Certains experts ont avancé que les restrictions sur l'utilisation agricole du DDT (une des choses que Carson a effectivement préconisées) ont augmenté son efficacité dans la lutte contre la malaria. Selon le défenseur du DDT Amir Attaran, l'interdiction de l'utilisation agricole du DDT, déclarée à la Convention de Stockholm de 2004, « vaut mieux qu'un statu quo… Pour la première fois un insecticide est limité au seul contrôle des vecteurs, ce qui signifie que la sélection des moustiques résistants sera plus lente qu'avant ». Mais si l'héritage de Carson est intimement lié au DDT, Roger Bate, de l'organisation en faveur du DDT Africa Fighting Malaria, appelle à la prudence : « beaucoup de gens ont utilisé Carson pour mettre en avant leurs propres actions. Il faut simplement être très prudent lorsque l'on parle de quelqu'un qui est mort en 1964 ».
Ce qu'en dit l'UNESCO, lors du 50ème anniversaire de la sortie du livre :
L’Héritage du Printemps Silencieux de Rachel Carson
Évènement spécial à l’occasion du 50e anniversaire de sa publication
14 décembre 2012, Maison de l'UNESCO, Paris, France
Rachel Carson était profondément attachée au monde naturel qui nous entoure. La vie de l’océan et les dangers liés à la pollution chimique sont demeurés au premier plan de ses préoccupations tout au long de sa carrière de biologiste marine. Son travail a jeté les bases du mouvement environnemental moderne.
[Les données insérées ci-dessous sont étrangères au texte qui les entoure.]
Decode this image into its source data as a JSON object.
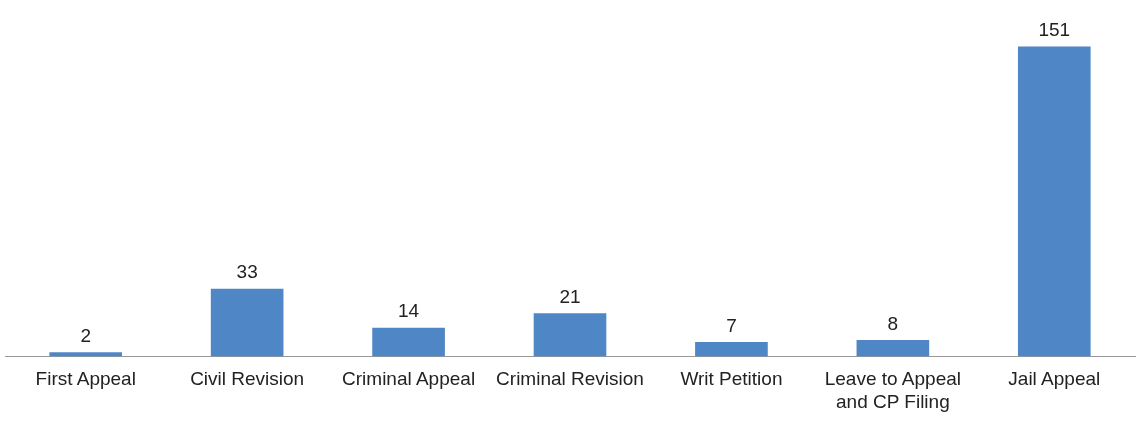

Le Printemps silencieux eu un impact profond au moment de sa parution en 1962, qui résonne encore aujourd’hui. Elle savait aborder les questions techniques dans un style poétique et accessible, touchant ainsi un large public.
Rachel Carson a fait valoir qu’il est plus correct d’appeler les pesticides « biocides » en raison de leurs effets néfastes sur l’environnement, qui se limitent rarement aux espèces nuisibles ciblées. Constatant que l’usage aveugle des pesticides tuait les oiseaux chanteurs, elle s’inspira d’un poème de John Keats —« Et aucun oiseau n’y chante » pour trouver le titre de son livre. Le Printemps silencieux a suscité un tollé général, suivi d’une contre-attaque brutale de l’industrie chimique, souvent teintée de sexisme.
L’héritage de Rachel Carson est multiple. Elle devint une référence internationale pour la popularisation de la science par le biais de sa trilogie de la mer, qui explore la vie marine des profondeurs aux rivages : Under the Sea Wind, Cette mer qui nous entoure et Les Merveilles de la mer et de ses rivages. Le Printemps silencieux a contribué à l’émergence de l’écologisme et à la définition moderne de l’environnementalisme. Rachel Carson sert indéniablement de modèle pour les femmes scientifiques à travers le monde.